The cricket centre is part of a wider sports precinct planned for the school.
The Boorers' memorandum of understanding with the school included that the centre was a community centre, not only for use by the students, but the wider community.
They agonised about making the donation public. They knocked back an offer to have the centre named after their family.
Greg eventually went with advice from his trusted mentors in the charity world about going public with the donation in the hope other people with means would follow their lead into the philanthropic world.
The couple especially want to help local charities supporting Canberrans in need, the level of disadvantage in the national capital masked by high average incomes that can see those living on the edge forgotten.
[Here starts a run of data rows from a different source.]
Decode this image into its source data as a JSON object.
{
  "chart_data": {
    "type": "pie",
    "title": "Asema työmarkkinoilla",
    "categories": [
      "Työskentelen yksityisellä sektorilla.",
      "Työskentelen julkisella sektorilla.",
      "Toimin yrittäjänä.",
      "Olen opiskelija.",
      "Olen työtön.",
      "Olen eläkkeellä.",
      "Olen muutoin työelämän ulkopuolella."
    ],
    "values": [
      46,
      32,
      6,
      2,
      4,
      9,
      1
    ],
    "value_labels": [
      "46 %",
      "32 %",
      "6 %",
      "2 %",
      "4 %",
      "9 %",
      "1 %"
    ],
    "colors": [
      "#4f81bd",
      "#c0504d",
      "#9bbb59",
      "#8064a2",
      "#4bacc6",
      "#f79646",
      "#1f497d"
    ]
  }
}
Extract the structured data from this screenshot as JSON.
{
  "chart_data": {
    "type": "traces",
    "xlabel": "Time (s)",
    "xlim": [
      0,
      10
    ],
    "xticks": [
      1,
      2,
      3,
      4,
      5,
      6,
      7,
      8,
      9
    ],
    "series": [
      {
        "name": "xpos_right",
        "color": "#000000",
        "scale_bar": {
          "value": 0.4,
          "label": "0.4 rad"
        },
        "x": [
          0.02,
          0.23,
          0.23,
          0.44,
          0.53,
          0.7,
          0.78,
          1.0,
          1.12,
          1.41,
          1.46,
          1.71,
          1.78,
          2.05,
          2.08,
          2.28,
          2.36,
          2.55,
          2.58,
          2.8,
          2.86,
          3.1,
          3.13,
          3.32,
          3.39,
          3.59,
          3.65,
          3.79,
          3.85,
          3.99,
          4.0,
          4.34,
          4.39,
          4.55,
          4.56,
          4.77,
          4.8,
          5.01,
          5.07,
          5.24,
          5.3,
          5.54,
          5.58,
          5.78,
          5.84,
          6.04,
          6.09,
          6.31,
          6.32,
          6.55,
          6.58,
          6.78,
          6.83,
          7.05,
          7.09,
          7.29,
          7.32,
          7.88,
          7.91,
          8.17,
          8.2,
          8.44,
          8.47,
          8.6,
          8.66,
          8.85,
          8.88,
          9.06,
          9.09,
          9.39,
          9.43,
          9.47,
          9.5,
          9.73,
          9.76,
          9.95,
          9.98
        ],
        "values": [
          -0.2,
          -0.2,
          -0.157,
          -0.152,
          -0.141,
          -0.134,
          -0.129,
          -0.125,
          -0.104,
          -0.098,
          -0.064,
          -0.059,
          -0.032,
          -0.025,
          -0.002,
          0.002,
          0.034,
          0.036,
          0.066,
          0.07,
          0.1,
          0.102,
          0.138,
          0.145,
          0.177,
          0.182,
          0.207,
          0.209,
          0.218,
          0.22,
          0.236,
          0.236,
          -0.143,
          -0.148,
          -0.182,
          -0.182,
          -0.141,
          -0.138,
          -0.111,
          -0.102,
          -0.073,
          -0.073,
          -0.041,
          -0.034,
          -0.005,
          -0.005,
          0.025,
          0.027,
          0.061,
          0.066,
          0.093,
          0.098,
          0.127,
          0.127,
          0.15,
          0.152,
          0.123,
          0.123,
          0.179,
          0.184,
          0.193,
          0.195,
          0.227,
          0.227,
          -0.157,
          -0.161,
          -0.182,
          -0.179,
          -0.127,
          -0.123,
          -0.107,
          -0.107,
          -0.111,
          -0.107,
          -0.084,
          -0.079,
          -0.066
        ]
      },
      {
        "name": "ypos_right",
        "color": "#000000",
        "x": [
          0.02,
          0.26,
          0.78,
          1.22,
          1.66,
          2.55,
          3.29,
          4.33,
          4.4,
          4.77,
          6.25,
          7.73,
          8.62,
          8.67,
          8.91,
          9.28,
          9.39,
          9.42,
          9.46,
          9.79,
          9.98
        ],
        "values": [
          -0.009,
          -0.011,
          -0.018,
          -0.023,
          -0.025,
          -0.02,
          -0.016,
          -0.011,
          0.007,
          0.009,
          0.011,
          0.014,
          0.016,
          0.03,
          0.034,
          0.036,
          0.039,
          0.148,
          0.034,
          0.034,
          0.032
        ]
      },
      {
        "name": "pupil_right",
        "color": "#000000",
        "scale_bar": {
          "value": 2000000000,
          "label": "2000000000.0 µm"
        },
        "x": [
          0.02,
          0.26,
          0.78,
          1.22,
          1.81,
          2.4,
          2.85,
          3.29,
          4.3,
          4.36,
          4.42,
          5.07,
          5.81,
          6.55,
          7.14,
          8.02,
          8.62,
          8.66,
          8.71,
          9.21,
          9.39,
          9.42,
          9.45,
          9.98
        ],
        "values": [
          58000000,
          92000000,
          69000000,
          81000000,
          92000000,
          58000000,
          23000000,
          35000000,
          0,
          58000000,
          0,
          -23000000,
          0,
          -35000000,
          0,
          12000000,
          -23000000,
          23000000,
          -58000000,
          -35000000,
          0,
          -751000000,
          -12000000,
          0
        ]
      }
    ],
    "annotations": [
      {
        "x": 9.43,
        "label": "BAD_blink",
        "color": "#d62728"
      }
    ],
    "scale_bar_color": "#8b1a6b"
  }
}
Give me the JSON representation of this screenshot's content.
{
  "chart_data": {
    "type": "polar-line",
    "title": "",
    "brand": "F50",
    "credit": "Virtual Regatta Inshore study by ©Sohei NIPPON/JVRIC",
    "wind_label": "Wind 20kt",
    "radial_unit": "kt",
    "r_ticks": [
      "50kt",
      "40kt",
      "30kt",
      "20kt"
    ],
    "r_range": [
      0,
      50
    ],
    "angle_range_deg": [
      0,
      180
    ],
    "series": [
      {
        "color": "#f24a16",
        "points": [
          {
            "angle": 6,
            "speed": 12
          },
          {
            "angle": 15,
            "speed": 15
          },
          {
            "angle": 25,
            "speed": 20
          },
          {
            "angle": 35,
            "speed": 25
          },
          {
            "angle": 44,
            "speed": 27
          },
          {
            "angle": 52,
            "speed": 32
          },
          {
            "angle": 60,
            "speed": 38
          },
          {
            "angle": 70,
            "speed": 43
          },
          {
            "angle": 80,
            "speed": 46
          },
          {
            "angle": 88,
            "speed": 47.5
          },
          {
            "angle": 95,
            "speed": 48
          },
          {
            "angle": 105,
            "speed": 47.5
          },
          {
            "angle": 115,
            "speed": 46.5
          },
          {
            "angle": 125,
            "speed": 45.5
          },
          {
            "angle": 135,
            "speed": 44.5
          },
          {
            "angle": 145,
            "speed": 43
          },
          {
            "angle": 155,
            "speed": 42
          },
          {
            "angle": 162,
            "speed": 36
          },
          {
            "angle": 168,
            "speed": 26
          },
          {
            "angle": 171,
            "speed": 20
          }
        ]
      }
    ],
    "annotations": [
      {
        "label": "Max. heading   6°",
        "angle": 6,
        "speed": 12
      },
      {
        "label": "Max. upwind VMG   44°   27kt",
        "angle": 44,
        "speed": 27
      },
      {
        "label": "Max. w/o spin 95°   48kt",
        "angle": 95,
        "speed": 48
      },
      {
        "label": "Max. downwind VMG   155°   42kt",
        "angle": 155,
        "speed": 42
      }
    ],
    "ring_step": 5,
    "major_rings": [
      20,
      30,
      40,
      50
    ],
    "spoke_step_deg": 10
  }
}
They will always put a hand up to help.
"There's two sayings I live by," Greg said.
"When I first came to Canberra, I was coaching three-year-old soccer at Bel South and there was a wonderful sign there, 'Before you complain, have you considered volunteering?' And that, I think, is important.
"And one of Margaret's favourite sayings is 'It takes a village to raise a child'. Canberra is a big village and you may as well look after it."